Senin, Mei 29th, 2023 - Warta

Krapyak, 29 Mei 2023

Krapyak selain dikenal sebagai kampung santri juga sebenarnya mempunyai budaya atau hasil karya dari sesepuh Krapyak seperti kain lurik ATBM ( Alat Tenun Bukan Mesin) yang sampai sekarang masih diminati pasar baik nasional maupun internasional, hal itu bisa dilihat dari kunjungan di Kurnia Lurik maupun Dibyo Lurik banyak wisatawan yang berbelanja di showroom tersebut,

Di sisi lain produksi kain lurik untuk saat ini sangat keteteran melayani pasar karena sumber daya manusia yang berkarya adalah orang-orang sepuh sebagai tenaga kerjanya, ujar Sulis Haryanto salah seorang pengelola di Kurnia Lurik.

Lebih lanjut dia menuturkan kalaulah ada anak muda bisa berkarya sebagai estafet karya dan mau mengelola mengembangkannya potensi Krapyak  yang merupakan Ladang Emas Krapyak bisa tergali dengan baik.

Jikalau ada masyarakat atau komunitas di wilayah ini  bisa mengelola dengan baik tentunya Krapyak bisa dijadikan destinasi wisata sebagai kampung wisata religi, berbudaya dan mensejahterakan warga, kata Sulis yang dikenal oleh teman temanya sebagai pangeran.

Di lain pihak jamaah Masjid Kamaluddin menangkap ide-ide itu dengan memproduksi Peci Lurik Kamaluddin.
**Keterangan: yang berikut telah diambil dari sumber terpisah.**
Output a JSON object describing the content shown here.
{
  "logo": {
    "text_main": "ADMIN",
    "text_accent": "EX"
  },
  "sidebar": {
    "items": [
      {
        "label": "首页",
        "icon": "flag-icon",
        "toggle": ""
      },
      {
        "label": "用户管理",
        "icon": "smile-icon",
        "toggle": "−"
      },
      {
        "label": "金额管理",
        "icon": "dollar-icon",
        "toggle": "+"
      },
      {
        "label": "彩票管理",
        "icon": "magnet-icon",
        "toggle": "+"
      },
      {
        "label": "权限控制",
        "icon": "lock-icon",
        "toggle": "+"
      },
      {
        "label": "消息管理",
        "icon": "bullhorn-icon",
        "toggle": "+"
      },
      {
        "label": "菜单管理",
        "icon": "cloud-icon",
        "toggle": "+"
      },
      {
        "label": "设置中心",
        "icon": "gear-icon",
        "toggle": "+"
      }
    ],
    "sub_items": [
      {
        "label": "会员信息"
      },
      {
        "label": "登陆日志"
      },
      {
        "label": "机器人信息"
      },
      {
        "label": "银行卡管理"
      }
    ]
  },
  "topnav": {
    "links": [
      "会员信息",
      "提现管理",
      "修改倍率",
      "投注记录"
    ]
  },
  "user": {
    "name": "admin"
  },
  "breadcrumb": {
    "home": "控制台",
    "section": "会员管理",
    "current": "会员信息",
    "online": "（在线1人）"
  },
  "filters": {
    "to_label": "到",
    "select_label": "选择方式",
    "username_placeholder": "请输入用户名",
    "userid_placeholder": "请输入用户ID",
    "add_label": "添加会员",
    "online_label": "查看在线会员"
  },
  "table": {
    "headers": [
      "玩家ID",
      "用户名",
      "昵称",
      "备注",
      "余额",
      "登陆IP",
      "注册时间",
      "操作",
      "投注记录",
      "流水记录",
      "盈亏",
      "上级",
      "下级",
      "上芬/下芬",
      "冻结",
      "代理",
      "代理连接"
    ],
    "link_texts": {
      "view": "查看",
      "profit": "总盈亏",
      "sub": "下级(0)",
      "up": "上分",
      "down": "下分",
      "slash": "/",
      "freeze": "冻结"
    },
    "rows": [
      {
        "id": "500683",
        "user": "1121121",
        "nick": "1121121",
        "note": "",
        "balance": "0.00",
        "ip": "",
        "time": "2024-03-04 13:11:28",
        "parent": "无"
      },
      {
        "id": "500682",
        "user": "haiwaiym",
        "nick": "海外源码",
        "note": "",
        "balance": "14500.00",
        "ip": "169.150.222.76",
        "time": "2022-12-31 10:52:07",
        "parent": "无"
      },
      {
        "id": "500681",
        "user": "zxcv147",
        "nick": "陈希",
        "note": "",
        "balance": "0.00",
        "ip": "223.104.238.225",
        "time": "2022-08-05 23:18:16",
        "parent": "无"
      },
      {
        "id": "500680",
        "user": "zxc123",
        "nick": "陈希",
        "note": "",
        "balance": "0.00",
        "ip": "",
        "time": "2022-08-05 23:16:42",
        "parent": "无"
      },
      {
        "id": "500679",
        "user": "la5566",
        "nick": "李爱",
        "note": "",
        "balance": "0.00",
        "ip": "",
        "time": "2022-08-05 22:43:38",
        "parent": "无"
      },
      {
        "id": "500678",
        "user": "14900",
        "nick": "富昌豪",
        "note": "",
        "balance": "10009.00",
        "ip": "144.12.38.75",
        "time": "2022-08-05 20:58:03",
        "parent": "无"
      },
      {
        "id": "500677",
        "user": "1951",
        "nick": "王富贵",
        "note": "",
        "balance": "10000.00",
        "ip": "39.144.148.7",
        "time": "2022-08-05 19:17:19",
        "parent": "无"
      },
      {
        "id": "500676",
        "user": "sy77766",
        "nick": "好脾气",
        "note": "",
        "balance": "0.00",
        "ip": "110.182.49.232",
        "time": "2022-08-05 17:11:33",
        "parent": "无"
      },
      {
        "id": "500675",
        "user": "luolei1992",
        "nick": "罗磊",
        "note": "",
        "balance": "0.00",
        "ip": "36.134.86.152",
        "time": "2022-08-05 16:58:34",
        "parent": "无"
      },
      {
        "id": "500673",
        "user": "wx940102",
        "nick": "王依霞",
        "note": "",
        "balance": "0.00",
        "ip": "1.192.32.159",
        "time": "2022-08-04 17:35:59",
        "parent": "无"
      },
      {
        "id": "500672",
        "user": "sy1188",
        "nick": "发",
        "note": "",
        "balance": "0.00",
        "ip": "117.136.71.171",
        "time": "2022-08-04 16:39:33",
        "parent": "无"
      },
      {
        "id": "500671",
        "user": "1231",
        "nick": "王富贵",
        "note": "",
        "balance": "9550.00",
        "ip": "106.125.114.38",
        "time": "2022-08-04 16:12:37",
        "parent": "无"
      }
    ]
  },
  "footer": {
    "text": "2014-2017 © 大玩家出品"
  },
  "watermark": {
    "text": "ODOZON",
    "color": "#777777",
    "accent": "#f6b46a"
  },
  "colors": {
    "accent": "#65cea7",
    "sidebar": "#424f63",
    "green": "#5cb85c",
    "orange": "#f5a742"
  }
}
Sebagai sebuah produk peci ini bisa menggambarkan kekhasan produk dari yang bahan utamanya berasal dari Krapyak digabungkan dengan fashion santri yang berupa peci, tutur Lagiyono salah seorang bagian produksi Peci Kamaluddin.

Baxa Juga: Beramal dan Berkarya

Namun harapannya produk ini bisa sebagai salah satu usaha menggali potensi yang sangat besar di Krapyak tercinta ini.